L’islamiste, un « conservateur » comme les autres ?, par Gabrielle Cluzel.
L’islamisme n’avance pas seulement à Trappes ou ailleurs, il avance aussi tranquillement dans le champ sémantique.
La preuve par Leïla Slimani, invitée, ce dimanche, sur le plateau de « Clique TV » – diffusé en clair sur Canal+ – à l’occasion de la sortie de son dernier livre Le Parfum des fleurs la nuit.
Leïla Slimani est dotée d’un talent littéraire certain – en 2016, elle a remporté le Goncourt pour Chanson douce -, d’un charme naturel indéniable et de l’aisance des gens bien nés. Son candide journal de confinement depuis une luxueuse maison normande avait déclenché ire et sarcasme, mais en dépit de ce couac, elle demeure la coqueluche des critiques et des librairies – La Procure fait de chacun de ses bouquins son « coup de cœur », Les Inrocks a qualifié récemment l’un de ses textes d’« aussi magnifique que nécessaire ». Et c’est forte de cette aura qu’elle donne son avis sur les grandes polémiques du moment.
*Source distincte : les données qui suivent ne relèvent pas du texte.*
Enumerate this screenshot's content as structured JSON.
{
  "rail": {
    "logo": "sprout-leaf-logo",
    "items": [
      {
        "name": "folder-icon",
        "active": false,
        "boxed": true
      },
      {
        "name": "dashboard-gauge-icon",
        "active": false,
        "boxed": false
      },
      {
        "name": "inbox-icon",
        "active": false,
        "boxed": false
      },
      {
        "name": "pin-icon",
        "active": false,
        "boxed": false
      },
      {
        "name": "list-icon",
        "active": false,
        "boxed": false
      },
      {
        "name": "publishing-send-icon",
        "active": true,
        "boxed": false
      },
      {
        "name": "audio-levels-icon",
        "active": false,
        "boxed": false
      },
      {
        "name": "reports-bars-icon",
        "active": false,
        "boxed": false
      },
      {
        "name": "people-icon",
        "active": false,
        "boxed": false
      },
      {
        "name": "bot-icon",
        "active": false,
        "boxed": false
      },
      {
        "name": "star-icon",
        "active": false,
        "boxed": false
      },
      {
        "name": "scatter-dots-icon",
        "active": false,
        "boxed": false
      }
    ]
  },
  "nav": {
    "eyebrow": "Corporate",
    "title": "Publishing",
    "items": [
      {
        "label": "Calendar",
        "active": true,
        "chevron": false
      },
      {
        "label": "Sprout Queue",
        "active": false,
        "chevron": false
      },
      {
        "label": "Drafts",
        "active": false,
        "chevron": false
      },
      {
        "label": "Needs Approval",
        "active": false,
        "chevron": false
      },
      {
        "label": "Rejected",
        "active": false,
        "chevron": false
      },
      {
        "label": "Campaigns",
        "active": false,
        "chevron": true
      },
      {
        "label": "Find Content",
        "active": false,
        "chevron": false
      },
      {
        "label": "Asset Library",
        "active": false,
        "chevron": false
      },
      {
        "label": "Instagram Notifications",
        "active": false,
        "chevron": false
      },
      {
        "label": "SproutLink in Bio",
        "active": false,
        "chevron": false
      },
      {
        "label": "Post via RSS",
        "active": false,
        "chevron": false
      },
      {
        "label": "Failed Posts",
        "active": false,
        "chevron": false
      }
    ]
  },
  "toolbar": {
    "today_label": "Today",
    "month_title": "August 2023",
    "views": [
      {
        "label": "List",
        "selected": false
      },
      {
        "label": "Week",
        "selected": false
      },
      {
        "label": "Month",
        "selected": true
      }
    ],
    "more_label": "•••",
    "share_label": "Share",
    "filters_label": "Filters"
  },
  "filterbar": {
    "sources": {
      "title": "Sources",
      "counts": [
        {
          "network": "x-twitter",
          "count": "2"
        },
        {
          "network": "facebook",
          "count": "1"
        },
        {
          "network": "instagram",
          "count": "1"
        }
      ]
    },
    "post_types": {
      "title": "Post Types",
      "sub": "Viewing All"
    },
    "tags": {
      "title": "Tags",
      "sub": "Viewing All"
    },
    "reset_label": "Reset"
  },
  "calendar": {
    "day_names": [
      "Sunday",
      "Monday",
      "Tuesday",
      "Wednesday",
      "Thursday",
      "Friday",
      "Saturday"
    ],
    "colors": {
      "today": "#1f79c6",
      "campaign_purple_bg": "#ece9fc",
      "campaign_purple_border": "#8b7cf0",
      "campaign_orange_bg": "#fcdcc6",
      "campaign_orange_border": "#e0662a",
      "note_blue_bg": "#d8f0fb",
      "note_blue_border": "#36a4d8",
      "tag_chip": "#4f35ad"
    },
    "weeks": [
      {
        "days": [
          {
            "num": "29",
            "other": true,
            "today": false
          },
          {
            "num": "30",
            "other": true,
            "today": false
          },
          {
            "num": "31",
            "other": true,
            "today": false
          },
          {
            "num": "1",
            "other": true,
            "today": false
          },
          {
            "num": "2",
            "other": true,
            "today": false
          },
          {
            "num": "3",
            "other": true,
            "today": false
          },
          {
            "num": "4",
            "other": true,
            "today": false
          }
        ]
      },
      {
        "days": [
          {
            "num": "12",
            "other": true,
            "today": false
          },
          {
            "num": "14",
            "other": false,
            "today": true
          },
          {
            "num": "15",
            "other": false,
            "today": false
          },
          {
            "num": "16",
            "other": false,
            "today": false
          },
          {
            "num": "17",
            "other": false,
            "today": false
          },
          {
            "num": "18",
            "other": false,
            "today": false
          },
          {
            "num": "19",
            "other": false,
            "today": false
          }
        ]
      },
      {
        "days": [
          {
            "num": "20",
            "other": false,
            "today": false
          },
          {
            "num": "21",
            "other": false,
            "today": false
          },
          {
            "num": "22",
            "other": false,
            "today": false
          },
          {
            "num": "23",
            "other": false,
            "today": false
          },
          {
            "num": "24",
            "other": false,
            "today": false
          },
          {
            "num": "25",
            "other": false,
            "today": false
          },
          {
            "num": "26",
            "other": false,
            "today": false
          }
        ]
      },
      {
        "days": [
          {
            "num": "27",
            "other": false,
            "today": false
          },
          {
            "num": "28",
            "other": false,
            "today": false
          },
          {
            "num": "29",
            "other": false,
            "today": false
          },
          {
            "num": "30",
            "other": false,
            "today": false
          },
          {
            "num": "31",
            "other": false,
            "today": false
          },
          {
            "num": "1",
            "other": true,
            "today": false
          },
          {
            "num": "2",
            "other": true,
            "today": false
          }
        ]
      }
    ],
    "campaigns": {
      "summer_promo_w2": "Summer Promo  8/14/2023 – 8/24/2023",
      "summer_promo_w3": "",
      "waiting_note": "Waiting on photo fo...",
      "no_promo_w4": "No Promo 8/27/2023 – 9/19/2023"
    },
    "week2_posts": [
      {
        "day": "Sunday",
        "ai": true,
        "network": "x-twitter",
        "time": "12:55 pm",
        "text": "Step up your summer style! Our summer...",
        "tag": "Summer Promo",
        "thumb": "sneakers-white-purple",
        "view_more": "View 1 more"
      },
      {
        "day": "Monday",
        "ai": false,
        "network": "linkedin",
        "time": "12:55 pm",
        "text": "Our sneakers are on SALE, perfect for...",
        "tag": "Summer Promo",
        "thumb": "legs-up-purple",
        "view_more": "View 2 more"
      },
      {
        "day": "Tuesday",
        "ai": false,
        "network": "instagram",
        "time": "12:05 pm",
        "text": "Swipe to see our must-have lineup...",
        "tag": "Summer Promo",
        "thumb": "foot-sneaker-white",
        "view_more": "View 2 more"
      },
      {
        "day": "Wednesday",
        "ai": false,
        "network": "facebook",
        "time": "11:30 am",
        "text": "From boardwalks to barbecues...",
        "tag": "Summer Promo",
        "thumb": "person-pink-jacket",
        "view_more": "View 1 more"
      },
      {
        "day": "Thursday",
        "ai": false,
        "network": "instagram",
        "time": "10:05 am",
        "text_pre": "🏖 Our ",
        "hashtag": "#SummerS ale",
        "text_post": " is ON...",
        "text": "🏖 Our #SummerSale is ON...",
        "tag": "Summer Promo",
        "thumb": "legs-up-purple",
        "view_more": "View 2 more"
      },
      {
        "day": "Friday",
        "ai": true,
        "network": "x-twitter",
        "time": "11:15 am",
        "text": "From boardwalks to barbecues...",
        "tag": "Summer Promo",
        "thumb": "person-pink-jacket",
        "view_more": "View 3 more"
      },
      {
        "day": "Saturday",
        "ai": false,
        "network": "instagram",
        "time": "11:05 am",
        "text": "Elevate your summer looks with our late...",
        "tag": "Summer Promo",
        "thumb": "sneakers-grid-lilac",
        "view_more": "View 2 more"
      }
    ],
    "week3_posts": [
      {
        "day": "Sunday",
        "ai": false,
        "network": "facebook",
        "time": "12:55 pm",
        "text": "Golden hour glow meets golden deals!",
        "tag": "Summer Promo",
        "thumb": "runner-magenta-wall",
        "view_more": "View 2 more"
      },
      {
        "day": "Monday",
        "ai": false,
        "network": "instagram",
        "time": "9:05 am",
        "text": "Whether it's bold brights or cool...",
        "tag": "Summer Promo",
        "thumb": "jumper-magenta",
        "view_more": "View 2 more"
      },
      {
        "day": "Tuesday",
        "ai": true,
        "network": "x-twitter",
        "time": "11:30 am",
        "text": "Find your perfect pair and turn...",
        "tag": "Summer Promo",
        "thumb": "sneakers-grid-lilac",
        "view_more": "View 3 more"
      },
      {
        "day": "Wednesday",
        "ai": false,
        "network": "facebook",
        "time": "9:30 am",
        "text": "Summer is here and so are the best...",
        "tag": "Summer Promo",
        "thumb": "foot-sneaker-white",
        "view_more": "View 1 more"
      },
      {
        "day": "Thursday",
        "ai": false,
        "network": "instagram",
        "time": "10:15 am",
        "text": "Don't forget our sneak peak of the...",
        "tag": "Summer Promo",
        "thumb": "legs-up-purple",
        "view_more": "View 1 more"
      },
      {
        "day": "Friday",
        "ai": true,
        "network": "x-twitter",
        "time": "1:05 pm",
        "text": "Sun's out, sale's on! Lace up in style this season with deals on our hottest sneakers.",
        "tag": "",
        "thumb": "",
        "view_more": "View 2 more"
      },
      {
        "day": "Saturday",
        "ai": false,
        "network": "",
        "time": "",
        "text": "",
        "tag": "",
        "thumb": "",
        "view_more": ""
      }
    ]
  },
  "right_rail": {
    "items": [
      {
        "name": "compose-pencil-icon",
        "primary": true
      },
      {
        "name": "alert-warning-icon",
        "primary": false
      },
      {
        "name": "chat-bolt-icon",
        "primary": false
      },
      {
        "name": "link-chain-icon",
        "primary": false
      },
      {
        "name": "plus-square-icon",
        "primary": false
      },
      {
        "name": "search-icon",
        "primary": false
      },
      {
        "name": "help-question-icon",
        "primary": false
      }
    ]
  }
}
Ainsi, dans Libération, il y a quelques semaines, a-t-elle témoigné de son « profond dégoût » pour les « violences policières » : « J’ai les cheveux frisés et la peau mate, je sais ce que c’est qu’un flic qui me demande avec insistance mes papiers même si je ne suis pas la plus à plaindre. » Sage précision.
De même, en septembre dernier, dans l’émission « C Politique », sur France 5, elle avait défendu Maryam Pougetoux – vice-présidente de l’UNEF, arrivée voilée lors de son audition à l’Assemblée nationale -, jugeant « indigne » le comportement des élus qui avaient quitté l’Hémicycle : « Il y a une grande différence entre être contre le voile et s’attaquer à une femme voilée. »
Cette fois, appelée à commenter le débat Darmanin-Le Pen par Clément Viktorovitch et Mouloud Achour qui animent l’émission, c’est au secours des islamistes que l’écrivain franco-marocaine a volé, levant les yeux au ciel : « L’utilisation de ce mot islamiste, islamiste, islamiste, islamiste… tout le temps… mais un islamiste, ce n’est pas un terroriste ! Moi, je viens d’un pays qui est dirigé par les islamistes […] il y a beaucoup de pays, dans le monde arabe, qui sont dirigés par les islamistes, ou avec des islamistes qui sont députés. » Bref, pourquoi la France en ferait-elle tout un plat ? Ce n’est, pour Leïla Slimani, qu’affaire de goût, de menu sur la carte : « Vous pouvez aimer, pas aimer, moi personnellement, je n’aime pas leur programme, m’enfin, faut pas les confondre non plus avec des terroristes ! » Personne – il y a aussi sur le plateau l’acteur Kad Merad et la journaliste Catherine Ceylac – ne bronche ni ne lui apporte la contradiction, ne fait remarquer que la France n’est pas, justement, du monde arabe, que le régime d’aucun de ces pays, puisqu’on en parle, ne fait franchement envie, et que quelle que soit la méthode employée, islamistes et terroristes ont, in fine, le même objectif : installer la charia. Au contraire, Catherine Ceylac l’aide, dans un sourire, à préciser sa pensée : « Vous aviez signé une tribune dans 1 “Je hais LES intégristes”. » Leïla Slimani saisit la balle au bond : « Oui, je hais les intégristes de toutes les sortes, de toutes les religions ! » « Toutes les religions défendent une forme de patriarcat, mais je peux respecter qu’il y ait des conservateurs dans toutes les religions, je connais des gens qui sont des juifs très conservateurs, je les respecte tant qu’ils ne m’obligent pas à adhérer. »
Bref, relativisons, chers amis. Un islamiste est une sorte de militant de Sens commun, un Tory, un prêtre en soutane façon Don Camillo, ou ce brave Rabbi Jacob. Il faut le « respecter ». On croyait, jusque-là, qu’il y avait, bien séparés et à ne pas confondre, d’un côté le terroriste et l’islamiste, de l’autre le musulman « ordinaire ». Grâce à la main tendue de Leïla Slimani (façon de parler), l’islamiste, étiqueté simplement « conservateur », passe la ligne de démarcation pour rejoindre la cohorte de ceux qu’il ne faut pas stigmatiser. Convenons que la rhétorique est dangereusement meuble.